Frenchman Pierre Lallement invented the basic concept of the bicycle in 1865, but had been frustrated by his attempts to market it in America. He sold his rights to Calvin Witty for $10, the price of a steamboat ticket back to France. Witty set his royalty claims so high that it was impossible for anyone to manufacture a velocipede at a profit. Eventually Colonel Albert Pope bought this patent, and this gave him the right to charge $10 tax on every bicycle manufactured. But his competitors constantly challenged his right to charge it. Bicycle manufacturers spent fortunes with the legal profession protecting their own companies and challenging others.
For example, as soon as Gormully & Jeffery introduced the Rambler, a sheriff sent by Colonel Pope swooped down with a lawsuit, alleging they had infringed on Pope’s patent for the crank and the pedal. After several years of pitched battle, however, Gormully & Jeffery prevailed. (Colonel Albert Pope and His American Dream Machines, page 87). One thing that puzzled me about this Rambler is that the final patent date on the head badge states March 1892. Yet, although a bicycle with the same chainwheel is featured in the 1893 catalogue, it is not offered for sale. I wonder if this is due to the dispute mentioned above?
1894 Men’s Rambler Model 16
This bicycle is in absolutely superb condition. Most of it was restored ten years ago in America, before being brought over to England by its previous owner Mark, who finished off its restoration. I first saw it while it was in Doug Pinkerton’s workshop last year. (Doug fitted a new top to the Christy saddle and attended to a few other minor jobs). Everybody who has seen this bicycle is astounded by its fabulous condition. And everyone who has seen it wants to own it!
The nickel plating is a prominent feature, particularly the fork crowns, below.
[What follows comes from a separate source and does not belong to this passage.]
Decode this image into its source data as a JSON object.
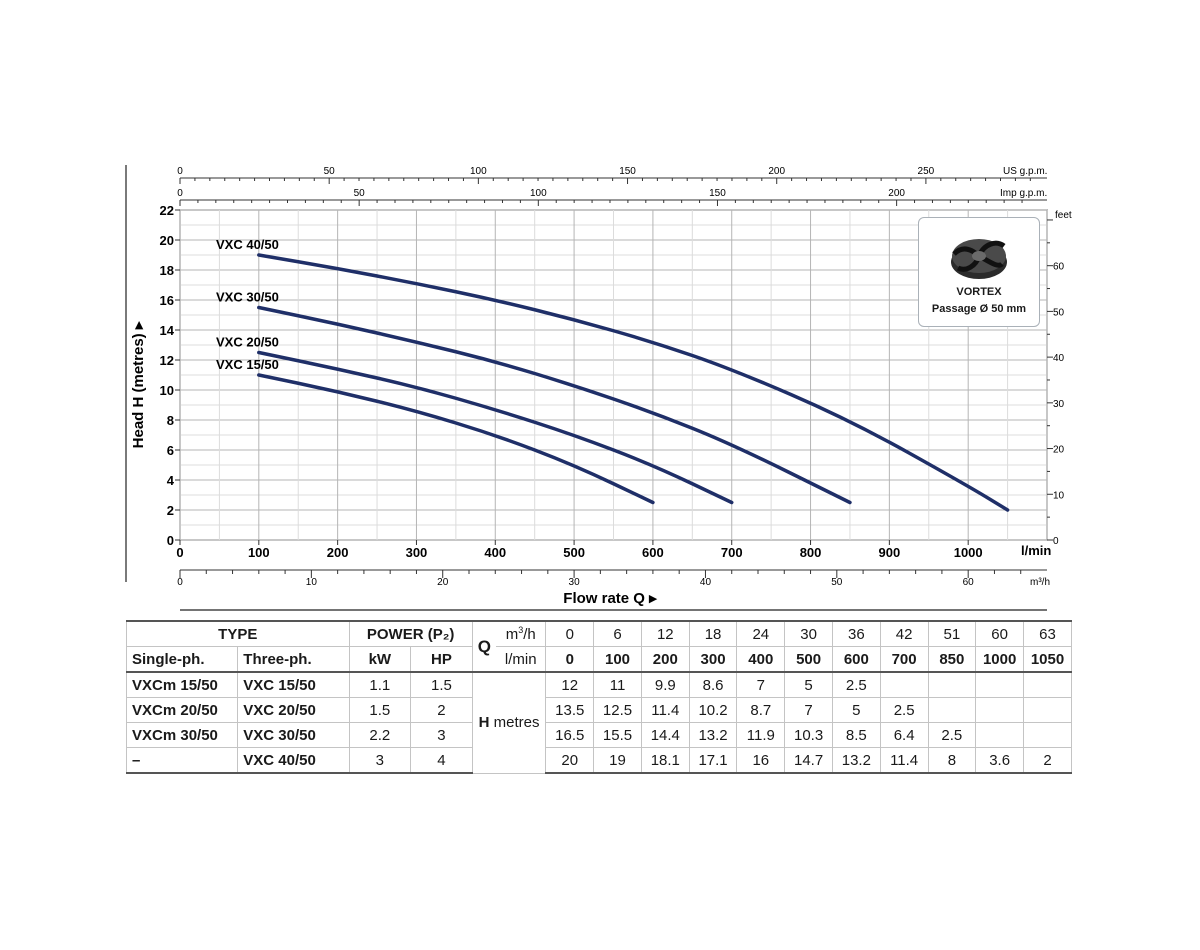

After collecting this Men’s Rambler I stopped off at a tributary of the River Thames for a ride along the towpath. In the countryside, green lanes may still conjure up surroundings from a century ago, but it’s not so easy to find city locations untouched by modernity. In a built-up area, towpaths are one of the few options for sinking into the saddle of your century-old roadster to soak up unspoilt scenery as you pedal. This Rambler rides very well. As with other bikes of this age, it’s fixed wheel.
RIVER THAMES TOWPATH & HOUSEBOATS
‘Many people not only frequent the river in their spare time, but even live on it in houseboats…’ says the legend on this painting of exotic weekend floating retreats at Tagg’s Island from the turn of the century. Below is the towpath.
Images with thanks to – http://www.moleseyhistory.co.uk/pictures/themes/thames.htm
You can see a catalogue illustration of this Rambler’s chainwheel a few photos down the page.
This 1893 Gormully & Jeffery sales catalogue features the old-style large and heavy framed safety bicycles. However, at the beginning of the catalogue – though not for sale – is an illustration of the Rambler Racer, above. They were still working on this design in 1892 when the 1893 catalogue was designed. This illustration is very similar to the bicycle featured here. Though it was not ready for the 1893 catalogue, it became the basis of the following year’s model.
The Rambler was one of the most popular American bicycles of the day. It was very well-made, and of course it was backed by one of the top American bicycle manufacturers.
Below, you can see the patent dates: the latest one is March, 1892.
PLYMOUTH WOODEN BICYCLE RIMS
As you can see, the patent date on these wheel rims is October 1893.
These wheels are really beautiful: they are new-old-stock so have been hardly used.
The wheels and tyres match very well, and compliment the black enamel paint and nickelled items on the bicycle.
The wheels are fitted with Bull Cord 28 x 1 1/2 pneumatic tyres.
Here you can see the nickel handlebars in greater detail. There’s something about nickel which affects us enthusiasts in a strange way. Chrome (which was not used on bicycles until 1928) is very over-stated; nickel, however, is understated and, therefore, much more attractive.
CHRISTY No 9 ANATOMICAL SADDLE
The Christy saddle is a very interesting seat in historical terms. It was actually designed by 19th century ‘scientists’ because of the fear in the conservative Victorian era that women might be enjoying clitoral stimulation from bicycle saddles!
1894 MEN’S RAMBLER & 1895 LADIES RAMBLER
AGREEABLE RECREATION is that which least resembles work, diverts the mind, and smooths off rough edges of life’s cares.
Bicycle riding is a boon to busy brain workers, in school or office – especially to ailing women.
Here are the two Ramblers pictured at Falmer pond.
They make an interesting contrast: female and male models; restored and unrestored.